Henry’s head tipped to the side, watching him with eyes that Finn knew saw him all too well.

“Are you catching feelings for your fiancée?”

“Isn’t that the goal of a relationship?”

“I guess. But it complicates things.”

“How?”

“Because if you’re falling for your fiancée, your focus will be more on her.”

“This far into the campaign, Henry, I don’t think we have that much to worry about.”

“My polls don’t suggest you should feel so confident about that.”

Henry handed him his tablet, letting him look through the polls as well as the compiled document of social media comments one of the interns had put together.

Henry excused himself for a phone call as Finn scrolled.

The thing was, this time, Finn wasn’t convinced that Henry was right. The more he read, the more he saw things that he’d heard Iris grumble about: him coming off as fake, as surface-level, as a PR shell.

The people didn’t relate to Finn on a personal level, even if they did agree with his politics.

The deeper he dug, the more he saw what Henry had been hiding from him when it came to issues with his image.

In fact, the only gushing comments he could find had been on the pictures that had been posted of him and Iris at the parade.

He actually looks relaxed and happy was the most liked comment beneath the article.

All during his massage and acupuncture, all he could focus on were the comments saying that they’d seen him a hundred times and still couldn’t get a feel for who he was as a person.

The scariest part was that Finn himself was starting to lose those genuine, human sides of himself as well.

He didn’t have time for hobbies, for leisure, for nurturing the side of him that was a person, not just a politician.

He was able to move without excruciating pain by the time the acupuncturist—who used magic-infused needles for an extra oomph—left, but Henry still insisted on the shot before he headed out with Arden and Monty to pick out an outfit for Finn that would make him seem casual and approachable while still trustworthy.

He imagined Iris was spending her few stolen moments reading, so he went into the bathroom, took a shower, then stood in front of the mirror in his towel, practicing answers to the questions Henry thought would be most likely to come up at the studio.

He didn’t realize he wasn’t alone until Iris sighed.

Turning, he saw her leaning in the doorway.

“What?” he asked.

“You say all the right things, and it still feels wrong.”

“Is it my tone?” he asked, stomach clenching.

“Do you actually believe what you’re saying?”

“Of course.
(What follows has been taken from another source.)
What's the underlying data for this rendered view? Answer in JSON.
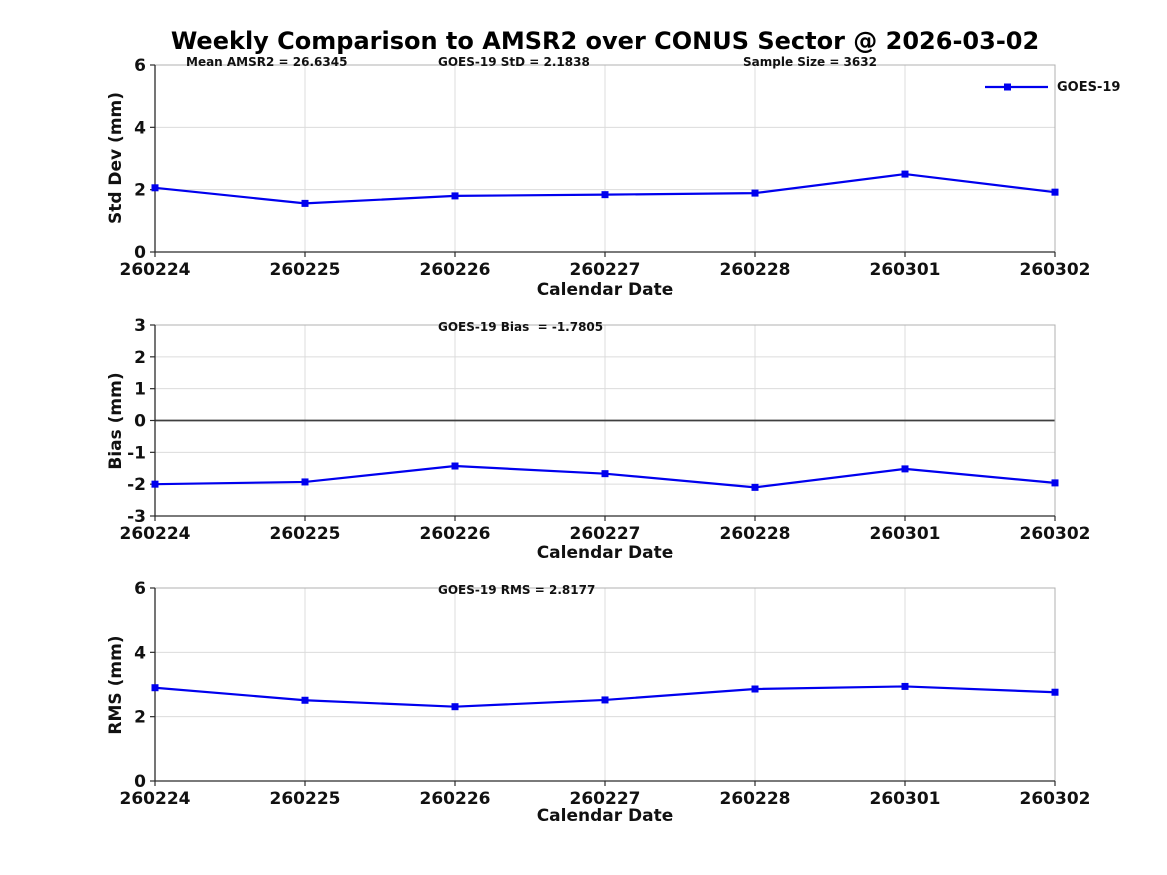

It’s my platform.”

“Do you believe it? Not politically. As a man?”

“Yes.”

“I don’t feel like you do.”

“I … I don’t know what to do with that.”

“It feels like you’ve practiced that answer a thousand times.”

“I have.”

“That’s the problem. People don’t want to hear the right words. They want something real.”

Finn sighed, shaking his head. “I am real. This is real. This is who I am.”

“Okay,” she said, turning and walking away.